Пальцы Патрика были всего в паре сантиметров от плеча пастуха. Тихо, но четко он продолжал разговаривать с сумасшедшим.
— Пещера… С надписями… И рисунками…
Он тихонько положил руку на простыню.
— Это бессмысленно!
Словно укушенный тарантулом, Патрик вздрогнул и отдернул руку. За его спиной раздался громкий шорох, и отодвинувшаяся занавеска открыла вторую часть комнаты. Там стояла еще одна кровать, на которой сидел пожилой мужчина. У него не остаюсь ни волос, ни зубов, а кожа была морщинистой и сухой. Старик смотрел на Патрика с кривой улыбкой на лице.
— Он вас не слышит.
Патрику понадобилось несколько секунд, чтобы прийти в себя.
— Это… Откуда вы это знаете?
— Молодой человек! Не хотите ли вы сказать, что я в этом не разбираюсь? Конечно, разбираюсь и знаю это наверняка. Он вас не слышит. У него просто не осталось места в голове, чтобы слушать.
— Что вы имеете в виду?
— Вы его не найдете здесь. Я-то знаю. Так всегда. Они всегда в поиске, так и есть. Выглядит так, словно они пусты.
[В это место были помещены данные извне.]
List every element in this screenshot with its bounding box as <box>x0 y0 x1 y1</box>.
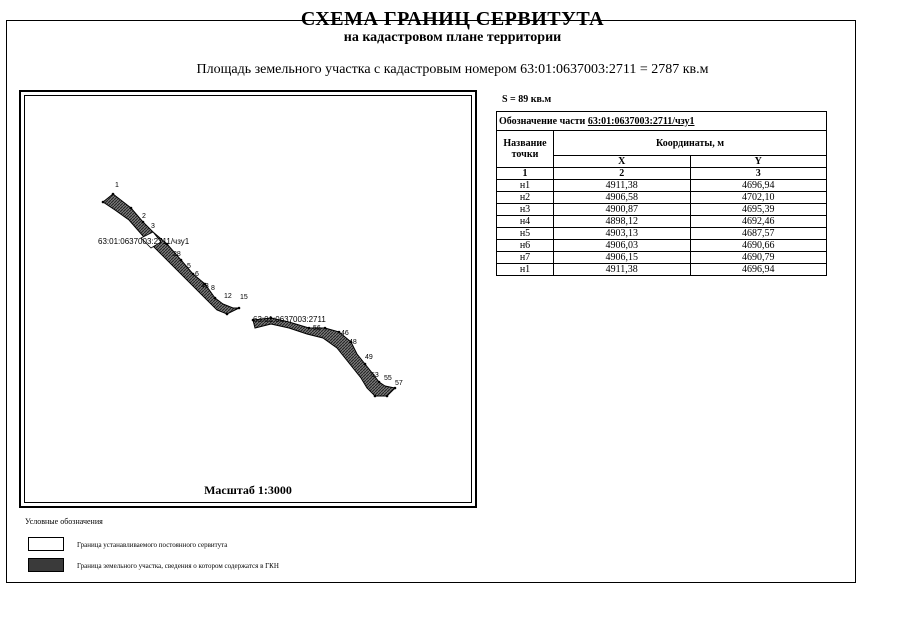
legend-swatch-parcel <box>28 558 64 572</box>
col-coordinates: Координаты, м <box>554 131 827 156</box>
cell-x: 4898,12 <box>554 216 691 228</box>
cadastral-map <box>21 92 475 506</box>
cell-x: 4903,13 <box>554 228 691 240</box>
cell-name: н3 <box>497 204 554 216</box>
cell-name: н1 <box>497 264 554 276</box>
map-panel <box>19 90 477 508</box>
parcel-strip-upper <box>103 194 239 314</box>
point-labels <box>115 182 403 387</box>
col-number: 3 <box>690 168 827 180</box>
table-row <box>497 180 827 192</box>
map-scale: Масштаб 1:3000 <box>204 483 292 497</box>
cell-y: 4696,94 <box>690 180 827 192</box>
part-designation <box>497 112 827 131</box>
page-title: СХЕМА ГРАНИЦ СЕРВИТУТА <box>300 8 605 30</box>
point-label: 12 <box>224 293 232 300</box>
page-subtitle: на кадастровом плане территории <box>343 30 562 45</box>
point-label: 57 <box>395 380 403 387</box>
cell-y: 4690,66 <box>690 240 827 252</box>
point-label: 6 <box>195 271 199 278</box>
cell-y: 4687,57 <box>690 228 827 240</box>
cell-y: 4702,10 <box>690 192 827 204</box>
legend-text-servitude: Граница устанавливаемого постоянного сервитута <box>77 541 228 549</box>
cell-name: н4 <box>497 216 554 228</box>
col-point-name: Название точки <box>497 131 554 168</box>
legend-swatch-servitude <box>28 537 64 551</box>
cell-x: 4906,15 <box>554 252 691 264</box>
col-number: 1 <box>497 168 554 180</box>
col-x: X <box>554 156 691 168</box>
point-label: 53 <box>371 372 379 379</box>
part-label-prefix: Обозначение части <box>499 115 588 127</box>
point-label: 28 <box>173 251 181 258</box>
point-label: 2 <box>142 213 146 220</box>
cell-name: н7 <box>497 252 554 264</box>
point-label: 48 <box>349 339 357 346</box>
servitude-area: S = 89 кв.м <box>502 94 552 105</box>
cell-x: 4906,03 <box>554 240 691 252</box>
table-row <box>497 228 827 240</box>
legend-text-parcel: Граница земельного участка, сведения о котором содержатся в ГКН <box>77 562 279 570</box>
table-row <box>497 252 827 264</box>
parcel-label: 63:01:0637003:2711/чзу1 <box>98 237 190 246</box>
point-label: 56 <box>313 325 321 332</box>
parcel2-label: 63:01:0637003:2711 <box>253 315 326 324</box>
cell-name: н1 <box>497 180 554 192</box>
point-label: 43 <box>201 283 209 290</box>
coordinates-table <box>496 111 827 276</box>
parcel-strip-lower <box>253 318 395 396</box>
cell-name: н2 <box>497 192 554 204</box>
table-row <box>497 204 827 216</box>
cell-x: 4911,38 <box>554 180 691 192</box>
point-label: 49 <box>365 354 373 361</box>
table-row <box>497 264 827 276</box>
table-row <box>497 240 827 252</box>
point-label: 5 <box>187 263 191 270</box>
cell-x: 4900,87 <box>554 204 691 216</box>
cell-x: 4906,58 <box>554 192 691 204</box>
cell-y: 4692,46 <box>690 216 827 228</box>
point-label: 3 <box>151 223 155 230</box>
table-row <box>497 216 827 228</box>
col-y: Y <box>690 156 827 168</box>
point-label: 8 <box>211 285 215 292</box>
cell-y: 4690,79 <box>690 252 827 264</box>
point-label: 1 <box>115 182 119 189</box>
point-label: 15 <box>240 294 248 301</box>
col-number: 2 <box>554 168 691 180</box>
part-id: 63:01:0637003:2711/чзу1 <box>587 115 695 127</box>
cell-y: 4695,39 <box>690 204 827 216</box>
point-label: 46 <box>341 330 349 337</box>
area-line: Площадь земельного участка с кадастровым номером 63:01:0637003:2711 = 2787 кв.м <box>196 62 709 77</box>
cell-name: н6 <box>497 240 554 252</box>
table-row <box>497 192 827 204</box>
legend-title: Условные обозначения <box>25 517 103 526</box>
cell-x: 4911,38 <box>554 264 691 276</box>
cell-y: 4696,94 <box>690 264 827 276</box>
cell-name: н5 <box>497 228 554 240</box>
point-label: 55 <box>384 375 392 382</box>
Но на самом деле это не так.
Старик встал и, прихрамывая, направился к Патрику.
Патрику стало не по себе. Он только и думал о том, чтобы та сестра — или кем бы ни была встретившая его женщина — пришла как можно скорее. Но с другой стороны, полчаса еще не прошли.
— Кого вы имеете в виду? Здесь есть еще такие же, как он?
— Такие, как он — нет. Хотя… Почти такие, как он. Но каждый из них не похож на другого. Молодой человек, вы же понимаете или?.. Я-то знаю, я здесь уже так долго.
— И все они были в пещере?
— Пещера? Нет, в пещере не были. Хотя, может и были. Как скажете. У каждого из них своя собственная пещера. Что-то наполняет, а потом выкидывает их. Вот так. И они покидают голову, потому что она полна. Они находятся не в своей голове. Они где-то далеко, в поисках. Вот чем они занимаются.
— В поисках? Что вы имеете в виду?
— Ну, ищут, молодой человек. Вы когда-нибудь сбивались с пути? Вот так, я-то знаю. Они ищут. Сами себя. И, если хотите, путь назад. Но кто из них хочет? Я так скажу: говорить нет никакого смысла. Там никого нет.
Патрик сам себе казался невменяемым, оттого что вступил в спор со стариком. Но, с другой стороны, тот пробудил в нем любопытство.
— Но он меня услышал! Он даже пошевелился, когда я сказал «пещера».
Шаркая тапками по полу, старик пробрался к окну, впился руками в решетку и просунул лицо в дырку.
— Да, двигается нечасто, но иногда бывает. Это хорошо, а может, и нет. Он на обратном пути, а может, и нет. Так всегда. Может, может. Может быть, лучше вернуться, а может, и нет. Может, я здесь, а может, и нет?
— Конечно, вы здесь.
Старик обернулся и обнажил остатки зубов.
— А вдруг вы меня придумали? Я-то знаю, но знаете ли вы? Может быть, я выдумал вас?
Он выдавил из себя безумную улыбку, которая моментально сменилась сухим кашлем.
Патрик отвернулся. Старик уже успел вывести его из себя. И, несмотря на то, что это была простая болтовня, почему-то она ужасно действовала ему на нервы. Патрик посмотрел на пастуха. Если бы он только мог говорить!